1 min read

association rules

Measuring the likeihood that two or more factor levels (categories) appear together in observation (row). You could imagine that Aidan would want to know how likely is it that a particular beers are purchased on the same bill…

library(arules)

rules.surv <- titanic.raw %>% apriori(
             control = list(verbose=F),
             parameter = list(minlen=2, supp=0.005, conf=0.8),
             appearance = list(rhs=c("Survived=No",
                                     "Survived=Yes"),
                               default="lhs"))
## keep three decimal places
quality(rules.surv) <- rules.surv %>% quality() %>% round(digits=3)
## sort rules by lift
rules.surv.sorted <- rules.surv %>% sort(by="lift")

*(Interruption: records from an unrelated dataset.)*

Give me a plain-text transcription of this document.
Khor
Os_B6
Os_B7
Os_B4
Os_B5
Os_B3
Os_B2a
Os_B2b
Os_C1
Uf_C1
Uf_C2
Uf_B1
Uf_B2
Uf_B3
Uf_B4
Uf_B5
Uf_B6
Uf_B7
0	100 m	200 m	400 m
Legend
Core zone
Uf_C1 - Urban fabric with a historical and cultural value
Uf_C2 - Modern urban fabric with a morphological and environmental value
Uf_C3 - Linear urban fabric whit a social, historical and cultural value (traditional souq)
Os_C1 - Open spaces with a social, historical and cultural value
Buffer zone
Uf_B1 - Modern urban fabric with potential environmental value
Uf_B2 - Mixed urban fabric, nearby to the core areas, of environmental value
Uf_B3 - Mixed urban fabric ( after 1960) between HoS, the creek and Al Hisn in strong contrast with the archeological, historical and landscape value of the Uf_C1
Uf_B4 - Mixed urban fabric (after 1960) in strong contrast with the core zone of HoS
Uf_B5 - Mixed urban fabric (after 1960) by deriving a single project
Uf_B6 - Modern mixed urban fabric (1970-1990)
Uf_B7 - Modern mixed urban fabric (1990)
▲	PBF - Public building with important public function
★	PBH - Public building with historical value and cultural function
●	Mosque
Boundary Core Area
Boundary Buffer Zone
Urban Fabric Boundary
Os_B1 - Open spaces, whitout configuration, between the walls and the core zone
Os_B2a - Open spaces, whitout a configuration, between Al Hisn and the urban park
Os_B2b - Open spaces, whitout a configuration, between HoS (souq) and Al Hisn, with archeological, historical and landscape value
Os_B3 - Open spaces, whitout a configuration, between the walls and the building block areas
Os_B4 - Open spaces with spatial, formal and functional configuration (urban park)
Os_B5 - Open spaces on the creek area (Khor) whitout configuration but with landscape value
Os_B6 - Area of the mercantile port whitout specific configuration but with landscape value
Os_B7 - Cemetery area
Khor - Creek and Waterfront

## ----inspect rules-------------------------------------------------------
rules.surv.sorted %>% inspect() ## print rules

Which got you a nice output:

lhs div rhs support confidence lift
Class=2nd, Age=Child => Survived=Yes 0.011 1.000 3.096
Class=2nd, Sex=Female, Age=Child => Survived=Yes 0.006 1.000 3.096
Class=1st, Sex=Female => Survived=Yes 0.064 0.972 3.010

Definitions:

support -> Fraction of transactions/obs that contain both LHS and RHS confidence -> Measures how often each item in RHS appears in transactions/obs that contain LHS

lift -> A lift value greater than 1 could indicate that LHS and RHS appear more often together than expected. A lift smaller than 1 could indicate that LHS and RHS appear less often together than expected

One can use association rules to predict/model future combinations…